The presence of too many incompetent and inexperienced rice exporters is more of an obstruction for the export of rice, says Vietnam Food Association deputy chairman Pham Van Bay.
|Rice being packaged before selling.(Photo:SGGP)|
Although numbers of rice exporters have decreased this year compared to 2010 (284 in 2010), unfair competition and lack of storage and processing facilities still prevail.
As quoted by the General Directorate of Customs, during the first six months of this year, 211 rice exporters exported 3.9 million tons of rice. Of these, 50 exported over 10,000 tons and accounted for 90 percent of rice exports whereas 99 exported less than 100 tons of rice.

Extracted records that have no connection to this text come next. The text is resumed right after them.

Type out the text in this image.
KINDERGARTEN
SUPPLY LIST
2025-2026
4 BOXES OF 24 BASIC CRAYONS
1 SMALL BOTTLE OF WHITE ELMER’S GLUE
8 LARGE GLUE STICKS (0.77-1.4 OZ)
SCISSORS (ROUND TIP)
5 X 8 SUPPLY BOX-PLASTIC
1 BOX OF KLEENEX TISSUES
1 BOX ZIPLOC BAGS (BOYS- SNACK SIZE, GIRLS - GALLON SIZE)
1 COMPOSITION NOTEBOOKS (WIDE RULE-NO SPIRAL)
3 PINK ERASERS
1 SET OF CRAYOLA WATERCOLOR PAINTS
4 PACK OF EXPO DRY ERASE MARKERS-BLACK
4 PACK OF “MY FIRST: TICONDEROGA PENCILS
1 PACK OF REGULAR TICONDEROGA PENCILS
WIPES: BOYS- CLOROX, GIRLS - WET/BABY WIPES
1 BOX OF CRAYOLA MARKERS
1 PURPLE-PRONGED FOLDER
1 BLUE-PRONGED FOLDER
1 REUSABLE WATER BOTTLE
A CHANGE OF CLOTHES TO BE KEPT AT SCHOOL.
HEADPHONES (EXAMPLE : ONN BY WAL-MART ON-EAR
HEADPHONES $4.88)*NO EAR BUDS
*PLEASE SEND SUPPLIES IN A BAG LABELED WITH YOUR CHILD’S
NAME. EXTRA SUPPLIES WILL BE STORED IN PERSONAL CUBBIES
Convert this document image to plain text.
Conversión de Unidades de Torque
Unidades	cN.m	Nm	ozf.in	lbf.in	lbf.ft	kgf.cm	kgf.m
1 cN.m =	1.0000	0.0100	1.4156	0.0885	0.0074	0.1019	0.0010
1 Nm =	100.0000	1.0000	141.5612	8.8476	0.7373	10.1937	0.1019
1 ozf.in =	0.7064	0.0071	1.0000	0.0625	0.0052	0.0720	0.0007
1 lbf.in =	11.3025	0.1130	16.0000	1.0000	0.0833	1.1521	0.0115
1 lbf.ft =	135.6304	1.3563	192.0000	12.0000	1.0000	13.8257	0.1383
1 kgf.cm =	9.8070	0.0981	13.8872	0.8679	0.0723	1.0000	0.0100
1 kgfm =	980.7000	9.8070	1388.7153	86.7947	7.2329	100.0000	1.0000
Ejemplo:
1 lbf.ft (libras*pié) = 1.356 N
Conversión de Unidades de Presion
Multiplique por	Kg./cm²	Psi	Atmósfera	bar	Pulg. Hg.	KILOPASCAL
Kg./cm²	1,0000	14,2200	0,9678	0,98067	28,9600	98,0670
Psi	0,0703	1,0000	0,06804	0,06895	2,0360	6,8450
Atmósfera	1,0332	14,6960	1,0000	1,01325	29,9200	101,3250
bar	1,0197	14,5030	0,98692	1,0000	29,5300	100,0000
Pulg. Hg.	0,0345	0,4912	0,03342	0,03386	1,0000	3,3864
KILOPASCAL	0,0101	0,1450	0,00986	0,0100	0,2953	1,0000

There were also those companies that export only 200-300 tons.
Bay believes that once Decree 109 on rice exports is made effective, many export firms in the country will not be allowed to continue export of rice.
Under the decree, local rice exporters have to meet certain requirements before being allowed to export rice.
For instance, they must have storage facilities for at least 5,000 tons of rice and their rice milling plants must be able to process a minimum of 10 tons per hour. Exporters failing to send out shipments for 10 consecutive months will have their license revoked.
Bay said the new regulations would weed out many rice exporters who only want quick cash and are causing unfair competition by undercutting other exporters. However, it will also make it more difficult for many exporters, causing delays in rice exports and affecting rice prices in the domestic market.
The Ministry of Industry and Trade has sent its suggestions to the Ministry of Agriculture and Rural Development to consider changing some requirements in the decree to help rice exporters with more time to prepare for storage and meet orders.
According to VFA, a total of 80 rice export companies are sufficient to ensure and meet the rice export quota.